I’ve loved him in movies (never saw him on the stage) since Lawrence Of Arabia in 1962. David Lean's enigmatic epic captured my imagination in the most thrilling way then and still does.
So many other wonderful, memorable performances. I'm sure the obituaries will all cite My Favorite Year, which was fine, but to my taste slight, but will omit more enjoyable minor roles like his hilarious and subtly touching turn as the British Governor-General in Harold Ramis’s Club Paradise, where he was essential to the wonderful Joanna Cassidy, Jimmy Cliff, Brian Doyle-Murray, Robin Williams and Earl "Chinna" Smith comedy ensemble.
In many ways I think my favorite Peter O’Toole role was his portrayal of King Henry II in Becket. Although Jean Anouilh’s play is ür-melodramatic and telegraphs its arcs and moves, O’Toole’s and Richard Burton’s performances are deeply and mutually empathetic and in tune with each other, and the subject matter is richly moving and genuinely tragic.
Peter O’Toole had star quality in spades.
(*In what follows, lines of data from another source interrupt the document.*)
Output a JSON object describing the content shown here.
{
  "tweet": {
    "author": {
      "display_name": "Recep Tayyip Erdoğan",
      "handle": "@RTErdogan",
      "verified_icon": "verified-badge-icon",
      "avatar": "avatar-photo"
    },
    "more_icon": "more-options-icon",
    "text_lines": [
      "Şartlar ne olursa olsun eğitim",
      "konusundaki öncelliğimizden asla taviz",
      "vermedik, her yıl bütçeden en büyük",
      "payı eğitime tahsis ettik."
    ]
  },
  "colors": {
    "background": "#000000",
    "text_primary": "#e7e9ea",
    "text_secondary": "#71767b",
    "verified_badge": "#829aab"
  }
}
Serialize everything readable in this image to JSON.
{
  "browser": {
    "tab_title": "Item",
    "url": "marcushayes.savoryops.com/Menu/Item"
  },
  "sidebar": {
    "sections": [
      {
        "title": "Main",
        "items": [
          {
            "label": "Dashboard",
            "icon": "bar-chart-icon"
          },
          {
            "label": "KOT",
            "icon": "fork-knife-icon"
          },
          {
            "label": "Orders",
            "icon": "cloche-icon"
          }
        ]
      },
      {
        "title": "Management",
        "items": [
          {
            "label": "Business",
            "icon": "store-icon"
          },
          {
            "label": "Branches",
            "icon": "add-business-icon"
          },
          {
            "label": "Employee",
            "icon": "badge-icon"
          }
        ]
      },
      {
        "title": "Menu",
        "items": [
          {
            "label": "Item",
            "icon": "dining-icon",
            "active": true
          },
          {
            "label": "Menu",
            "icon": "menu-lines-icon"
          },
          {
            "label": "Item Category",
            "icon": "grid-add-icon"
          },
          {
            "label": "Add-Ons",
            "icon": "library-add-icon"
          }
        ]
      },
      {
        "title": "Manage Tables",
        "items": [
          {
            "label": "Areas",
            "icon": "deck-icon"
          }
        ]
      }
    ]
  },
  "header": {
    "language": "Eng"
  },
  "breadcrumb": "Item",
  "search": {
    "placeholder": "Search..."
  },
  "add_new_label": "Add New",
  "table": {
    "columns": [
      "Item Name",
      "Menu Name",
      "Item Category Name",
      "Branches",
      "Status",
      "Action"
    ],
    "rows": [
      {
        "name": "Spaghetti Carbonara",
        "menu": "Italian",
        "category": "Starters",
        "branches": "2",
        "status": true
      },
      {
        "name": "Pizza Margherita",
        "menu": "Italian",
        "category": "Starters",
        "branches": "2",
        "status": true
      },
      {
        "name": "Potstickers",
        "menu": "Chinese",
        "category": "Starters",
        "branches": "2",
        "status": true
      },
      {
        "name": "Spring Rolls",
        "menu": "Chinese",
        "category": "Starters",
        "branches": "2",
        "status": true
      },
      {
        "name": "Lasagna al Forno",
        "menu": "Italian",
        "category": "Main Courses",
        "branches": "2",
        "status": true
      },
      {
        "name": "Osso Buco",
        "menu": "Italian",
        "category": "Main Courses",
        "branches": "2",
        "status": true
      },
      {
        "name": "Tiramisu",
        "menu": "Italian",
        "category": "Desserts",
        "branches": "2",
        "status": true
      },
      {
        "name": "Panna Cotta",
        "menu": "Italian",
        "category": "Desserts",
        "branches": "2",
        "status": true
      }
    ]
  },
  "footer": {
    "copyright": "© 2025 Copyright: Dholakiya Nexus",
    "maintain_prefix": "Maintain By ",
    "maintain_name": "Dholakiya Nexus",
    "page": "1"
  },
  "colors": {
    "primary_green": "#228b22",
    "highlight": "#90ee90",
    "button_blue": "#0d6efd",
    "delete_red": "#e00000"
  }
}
Once during the late 1980s I was walking up 6th Avenue in Manhattan on a hot summer matinée day and I saw him coming toward me from a distance. He was in the middle of his run as Professor Henry Higgins in the successful Pygmalion revival a short time after recovering from serious, mysterious illness. He was gigantically tall, incredibly thin, dressed in a bright white suit and flowery cravat, gesticulating wildly with a cigarette and holder, talking to himself, lost in thought, not giving a damn, projecting genius.
Unlike all the other creepy movie actors and celebrities regularly on view slinking up and down 6th in the West 50s, hiding out and twitching under their stupid baseball caps, as if you actually cared, O’Toole was just out there, bold and magnificent. The only other public figures of his magnitude I ever spied emitting that kind of high amplitude magnetism while out and about in Manhattan were Wilt Chamberlain and Burning Spear.
Like most of the truly great, Peter O’Toole inspired parody. Joe Flaherty (another Club Paradise co-star, actually, although I don't recall them sharing any scenes) did a great Peter O’Toole on SCTV. And O’Toole and Burton’s Becket performances inspired one of Peter Cook and Dudley Moore’s greatest Not Only, But Also pieces, The Making Of A Movie (click on link below).
Remember: “The money’s neither here nor there; it’s in Geneva.”
I will miss Peter O’ Toole very, very much.
Peter Cook and Dudley Moore: The Making Of A Movie (from Not Only, But Also) (Link)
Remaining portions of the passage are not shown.